• meryem karakterinin başına gelenlere hiç üzülmediğim dizi. seyirciye fedakarlık olarak yansıtılmaya çalışılan şey tam anlamıyla enayilik. adam pişkin pişkin seni yıllarca aldatsın, sen gözün kapalı sadece adamın arkasını topla, üzerine saftirik saftirik bir de onun yerine hapse gir. ee kardeşim sana az bile.
  • söylerken ilk ve son harflerinde dudaklarının iki kere kavuştuğu isim. bu kavuşmanın arasında ise s'onsuz bir özlem ve bekleyiş var sanki.
  • dün sanırım ikinci bölümünü yayımlamış dizi.

    ortalarından bir yerden başlayıp sonuna kadar gittim. tanıtımdan da anladığım kadarıyla evi yakan çocuk kesin gidip kızı kurtarıyor. bana kalırsa kızın, kuşu için alevlerin içine dalmasına şaşırıp olayı asıl yapanın o olmadığını anlayarak aydınlanacak. küçük bir kuş için alevlere dalan biri nasıl hamile bir kadına çarpıp kaçmış olabilir ki? zaten bunların birbirinden hoşlanmaya başlayacağı o kadar belli ki.

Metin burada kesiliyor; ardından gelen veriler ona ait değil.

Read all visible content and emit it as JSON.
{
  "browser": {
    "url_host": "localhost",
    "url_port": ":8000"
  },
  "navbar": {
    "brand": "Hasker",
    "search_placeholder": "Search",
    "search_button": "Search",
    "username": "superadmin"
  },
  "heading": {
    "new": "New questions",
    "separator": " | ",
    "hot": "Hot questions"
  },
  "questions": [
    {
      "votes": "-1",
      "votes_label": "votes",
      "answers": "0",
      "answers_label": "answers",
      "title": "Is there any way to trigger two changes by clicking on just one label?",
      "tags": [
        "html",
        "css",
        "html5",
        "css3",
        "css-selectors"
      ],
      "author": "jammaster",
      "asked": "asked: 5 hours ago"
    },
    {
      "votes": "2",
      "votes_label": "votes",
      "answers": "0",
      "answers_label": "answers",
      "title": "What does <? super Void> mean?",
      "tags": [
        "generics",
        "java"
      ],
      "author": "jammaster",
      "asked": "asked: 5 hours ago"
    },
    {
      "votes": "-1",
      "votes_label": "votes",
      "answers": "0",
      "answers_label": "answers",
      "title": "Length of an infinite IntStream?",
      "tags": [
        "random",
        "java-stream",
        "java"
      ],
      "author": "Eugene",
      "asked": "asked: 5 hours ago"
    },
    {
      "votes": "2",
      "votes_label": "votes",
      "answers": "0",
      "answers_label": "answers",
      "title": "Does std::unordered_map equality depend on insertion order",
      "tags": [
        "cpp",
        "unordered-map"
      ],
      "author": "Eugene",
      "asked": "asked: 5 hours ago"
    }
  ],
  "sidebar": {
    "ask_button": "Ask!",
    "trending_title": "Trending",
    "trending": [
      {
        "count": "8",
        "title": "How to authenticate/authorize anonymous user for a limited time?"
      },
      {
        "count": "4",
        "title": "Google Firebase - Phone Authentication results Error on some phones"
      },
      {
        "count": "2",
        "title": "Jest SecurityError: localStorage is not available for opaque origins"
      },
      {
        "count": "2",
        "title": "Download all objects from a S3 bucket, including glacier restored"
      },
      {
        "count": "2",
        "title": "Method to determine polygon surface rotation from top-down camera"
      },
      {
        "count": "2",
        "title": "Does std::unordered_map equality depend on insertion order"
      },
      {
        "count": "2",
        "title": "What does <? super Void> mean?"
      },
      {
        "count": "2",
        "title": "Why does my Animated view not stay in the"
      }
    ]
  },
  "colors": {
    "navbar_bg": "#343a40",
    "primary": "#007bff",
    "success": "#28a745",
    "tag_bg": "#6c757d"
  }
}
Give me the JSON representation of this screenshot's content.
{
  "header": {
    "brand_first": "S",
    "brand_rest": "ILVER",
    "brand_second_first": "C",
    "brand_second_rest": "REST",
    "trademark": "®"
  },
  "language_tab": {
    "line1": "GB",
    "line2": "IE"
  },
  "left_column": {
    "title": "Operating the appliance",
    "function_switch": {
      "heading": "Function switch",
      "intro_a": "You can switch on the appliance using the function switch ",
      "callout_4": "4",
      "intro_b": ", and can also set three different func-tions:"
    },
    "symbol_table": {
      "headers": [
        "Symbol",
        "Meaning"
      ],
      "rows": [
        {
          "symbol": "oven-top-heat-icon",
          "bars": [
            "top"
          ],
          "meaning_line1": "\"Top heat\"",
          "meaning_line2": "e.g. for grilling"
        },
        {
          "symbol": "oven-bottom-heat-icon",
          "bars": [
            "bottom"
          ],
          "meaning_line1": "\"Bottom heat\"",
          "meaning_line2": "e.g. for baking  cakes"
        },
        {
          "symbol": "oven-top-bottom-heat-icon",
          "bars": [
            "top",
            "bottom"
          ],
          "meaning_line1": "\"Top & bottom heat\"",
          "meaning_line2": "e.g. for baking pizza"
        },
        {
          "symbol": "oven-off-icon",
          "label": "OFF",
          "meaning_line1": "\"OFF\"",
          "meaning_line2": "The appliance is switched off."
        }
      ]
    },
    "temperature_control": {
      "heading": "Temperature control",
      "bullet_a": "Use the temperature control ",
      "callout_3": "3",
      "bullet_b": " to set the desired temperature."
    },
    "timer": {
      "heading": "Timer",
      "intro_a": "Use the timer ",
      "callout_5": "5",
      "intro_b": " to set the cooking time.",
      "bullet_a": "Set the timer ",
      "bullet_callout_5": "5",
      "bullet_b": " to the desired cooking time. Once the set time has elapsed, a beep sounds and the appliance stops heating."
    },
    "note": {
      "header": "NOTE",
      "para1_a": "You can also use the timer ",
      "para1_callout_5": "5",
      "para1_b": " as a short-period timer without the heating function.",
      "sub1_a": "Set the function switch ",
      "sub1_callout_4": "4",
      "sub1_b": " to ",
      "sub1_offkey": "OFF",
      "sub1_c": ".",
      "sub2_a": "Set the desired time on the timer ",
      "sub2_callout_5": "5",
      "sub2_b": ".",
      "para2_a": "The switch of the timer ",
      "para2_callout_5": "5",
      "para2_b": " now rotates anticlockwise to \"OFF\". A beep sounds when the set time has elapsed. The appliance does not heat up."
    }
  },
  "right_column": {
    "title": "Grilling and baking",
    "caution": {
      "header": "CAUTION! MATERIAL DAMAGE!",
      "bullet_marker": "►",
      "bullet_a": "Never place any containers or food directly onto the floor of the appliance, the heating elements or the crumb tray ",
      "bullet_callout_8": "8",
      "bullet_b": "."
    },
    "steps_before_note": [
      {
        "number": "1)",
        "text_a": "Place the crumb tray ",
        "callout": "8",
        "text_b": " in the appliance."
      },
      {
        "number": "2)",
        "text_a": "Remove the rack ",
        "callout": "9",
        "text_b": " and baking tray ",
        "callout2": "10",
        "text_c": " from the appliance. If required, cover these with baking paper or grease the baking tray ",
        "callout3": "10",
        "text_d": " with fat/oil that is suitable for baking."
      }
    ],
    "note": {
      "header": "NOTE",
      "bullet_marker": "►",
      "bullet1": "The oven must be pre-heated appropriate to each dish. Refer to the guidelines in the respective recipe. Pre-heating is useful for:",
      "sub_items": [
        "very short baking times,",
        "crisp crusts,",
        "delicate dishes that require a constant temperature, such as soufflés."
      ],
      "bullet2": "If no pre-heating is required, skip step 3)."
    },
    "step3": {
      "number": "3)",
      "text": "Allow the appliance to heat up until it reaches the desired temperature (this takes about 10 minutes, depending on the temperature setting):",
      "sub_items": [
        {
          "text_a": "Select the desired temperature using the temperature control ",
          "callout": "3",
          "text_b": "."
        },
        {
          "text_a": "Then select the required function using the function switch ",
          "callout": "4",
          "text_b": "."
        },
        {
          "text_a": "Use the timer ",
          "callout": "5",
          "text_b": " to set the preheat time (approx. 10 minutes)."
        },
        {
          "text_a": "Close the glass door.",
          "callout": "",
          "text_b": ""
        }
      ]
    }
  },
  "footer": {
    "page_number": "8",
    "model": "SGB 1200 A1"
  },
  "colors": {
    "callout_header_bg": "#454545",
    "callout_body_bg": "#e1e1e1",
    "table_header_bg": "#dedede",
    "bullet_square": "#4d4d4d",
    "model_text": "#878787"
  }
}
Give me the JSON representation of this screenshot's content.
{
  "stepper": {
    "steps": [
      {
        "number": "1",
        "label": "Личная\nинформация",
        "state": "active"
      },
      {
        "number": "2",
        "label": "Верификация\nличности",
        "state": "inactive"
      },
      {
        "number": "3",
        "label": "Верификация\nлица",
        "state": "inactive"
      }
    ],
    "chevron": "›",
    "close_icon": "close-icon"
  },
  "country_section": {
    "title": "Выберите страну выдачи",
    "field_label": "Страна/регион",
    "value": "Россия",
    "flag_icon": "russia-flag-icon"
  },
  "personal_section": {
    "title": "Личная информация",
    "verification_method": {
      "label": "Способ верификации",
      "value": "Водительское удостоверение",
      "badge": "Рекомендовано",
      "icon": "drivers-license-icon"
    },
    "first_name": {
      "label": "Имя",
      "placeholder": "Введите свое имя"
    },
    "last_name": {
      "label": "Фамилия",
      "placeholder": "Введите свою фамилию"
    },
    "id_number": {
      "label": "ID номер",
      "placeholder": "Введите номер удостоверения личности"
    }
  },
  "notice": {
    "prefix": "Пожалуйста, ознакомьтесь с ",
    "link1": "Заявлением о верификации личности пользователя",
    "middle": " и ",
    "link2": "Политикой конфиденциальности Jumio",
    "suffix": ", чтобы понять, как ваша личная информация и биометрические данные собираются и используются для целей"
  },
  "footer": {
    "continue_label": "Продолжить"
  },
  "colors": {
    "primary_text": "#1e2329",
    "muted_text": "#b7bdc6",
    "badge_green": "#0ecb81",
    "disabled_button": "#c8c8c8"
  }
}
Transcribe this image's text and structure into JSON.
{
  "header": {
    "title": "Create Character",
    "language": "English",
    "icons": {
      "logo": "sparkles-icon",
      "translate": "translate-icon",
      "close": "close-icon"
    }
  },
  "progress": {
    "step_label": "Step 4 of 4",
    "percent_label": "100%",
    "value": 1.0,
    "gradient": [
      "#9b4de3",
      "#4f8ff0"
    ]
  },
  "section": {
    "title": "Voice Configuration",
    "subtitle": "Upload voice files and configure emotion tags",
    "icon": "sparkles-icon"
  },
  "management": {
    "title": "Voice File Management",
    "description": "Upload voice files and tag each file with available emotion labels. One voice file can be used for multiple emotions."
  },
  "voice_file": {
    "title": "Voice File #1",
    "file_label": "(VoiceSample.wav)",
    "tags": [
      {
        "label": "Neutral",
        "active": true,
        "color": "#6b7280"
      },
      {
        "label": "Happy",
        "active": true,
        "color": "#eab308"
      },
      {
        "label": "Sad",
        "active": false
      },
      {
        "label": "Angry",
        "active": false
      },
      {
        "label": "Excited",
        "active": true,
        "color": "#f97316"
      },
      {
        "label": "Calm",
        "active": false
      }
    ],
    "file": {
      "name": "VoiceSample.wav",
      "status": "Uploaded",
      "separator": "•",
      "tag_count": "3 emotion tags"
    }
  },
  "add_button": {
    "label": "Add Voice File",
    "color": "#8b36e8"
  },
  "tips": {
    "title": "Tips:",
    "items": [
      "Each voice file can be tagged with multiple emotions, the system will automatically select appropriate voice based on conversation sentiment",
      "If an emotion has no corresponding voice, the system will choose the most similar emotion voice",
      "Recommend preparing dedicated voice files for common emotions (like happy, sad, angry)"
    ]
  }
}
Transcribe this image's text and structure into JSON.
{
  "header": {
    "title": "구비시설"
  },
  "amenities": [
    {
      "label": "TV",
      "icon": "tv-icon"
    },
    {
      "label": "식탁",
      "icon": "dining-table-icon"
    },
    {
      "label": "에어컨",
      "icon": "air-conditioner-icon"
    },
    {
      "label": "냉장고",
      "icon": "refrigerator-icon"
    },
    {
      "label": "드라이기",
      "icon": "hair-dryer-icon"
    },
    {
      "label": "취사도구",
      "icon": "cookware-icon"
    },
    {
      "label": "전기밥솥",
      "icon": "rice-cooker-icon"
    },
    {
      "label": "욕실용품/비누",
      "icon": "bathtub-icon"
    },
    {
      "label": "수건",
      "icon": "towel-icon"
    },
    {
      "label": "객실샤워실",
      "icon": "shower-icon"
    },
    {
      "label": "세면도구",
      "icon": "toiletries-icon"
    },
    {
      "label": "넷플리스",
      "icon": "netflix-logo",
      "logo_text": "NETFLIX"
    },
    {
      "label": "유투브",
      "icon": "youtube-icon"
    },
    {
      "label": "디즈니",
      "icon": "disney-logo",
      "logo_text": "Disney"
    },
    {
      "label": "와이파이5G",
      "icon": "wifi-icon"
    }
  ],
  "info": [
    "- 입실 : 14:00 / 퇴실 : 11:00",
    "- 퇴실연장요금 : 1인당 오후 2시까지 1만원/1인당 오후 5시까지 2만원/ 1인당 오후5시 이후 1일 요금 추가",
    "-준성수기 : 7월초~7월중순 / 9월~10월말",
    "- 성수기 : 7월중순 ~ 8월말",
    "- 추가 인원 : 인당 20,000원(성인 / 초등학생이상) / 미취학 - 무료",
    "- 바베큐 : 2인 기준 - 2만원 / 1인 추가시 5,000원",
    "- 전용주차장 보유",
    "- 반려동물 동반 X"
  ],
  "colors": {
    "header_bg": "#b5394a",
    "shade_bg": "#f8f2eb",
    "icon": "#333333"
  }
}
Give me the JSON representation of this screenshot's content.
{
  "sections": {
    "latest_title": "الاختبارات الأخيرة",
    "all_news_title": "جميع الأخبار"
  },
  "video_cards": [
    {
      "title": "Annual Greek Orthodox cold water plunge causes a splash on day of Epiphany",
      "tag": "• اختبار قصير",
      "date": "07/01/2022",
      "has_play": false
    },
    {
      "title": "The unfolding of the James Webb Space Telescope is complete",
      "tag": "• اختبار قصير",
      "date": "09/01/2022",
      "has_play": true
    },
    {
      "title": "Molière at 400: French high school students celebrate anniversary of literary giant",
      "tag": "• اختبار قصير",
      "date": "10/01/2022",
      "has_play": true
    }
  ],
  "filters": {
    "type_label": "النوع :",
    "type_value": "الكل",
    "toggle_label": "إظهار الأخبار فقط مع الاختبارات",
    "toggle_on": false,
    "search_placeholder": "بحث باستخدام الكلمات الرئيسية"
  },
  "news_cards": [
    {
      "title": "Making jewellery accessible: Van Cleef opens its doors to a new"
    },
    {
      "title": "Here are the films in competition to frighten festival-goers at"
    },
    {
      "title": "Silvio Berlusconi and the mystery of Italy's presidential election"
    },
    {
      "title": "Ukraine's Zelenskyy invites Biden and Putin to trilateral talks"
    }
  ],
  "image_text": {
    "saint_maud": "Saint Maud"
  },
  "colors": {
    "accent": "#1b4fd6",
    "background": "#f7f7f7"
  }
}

    bu arada o savcı çocukta tam bir cemaatçi tipi var, tövbestağfurullah, kızım sen ona layık değilsin.
  • herkes godaman bir meryem gariban.

    dizide inanılmaz bir orospu çocuğu popülasyonu var. hele savcı oktay ve anası öylesi bir yavşaklar ki.
    ya ne dram izlettiler akşam akşam. ben başrol oyuncularının iyi seçildiğini, 3-5 sezona yaymaya kalkmazlarsa güzel olacağını düşünüyorum.
  • filmi izlerken meryemin masumiyeti ve çaresizliği sizide sarıyor. film başarılı zeynep çamcıyı çok beğendim. niye bu adam filmleri böyle bitiriyor insan bir yere bağlar demi!
    --- spoiler ---
    psikopat oğlanin sütçüye söylediği cümle yarmistir beni; gel südünü sağayım senin!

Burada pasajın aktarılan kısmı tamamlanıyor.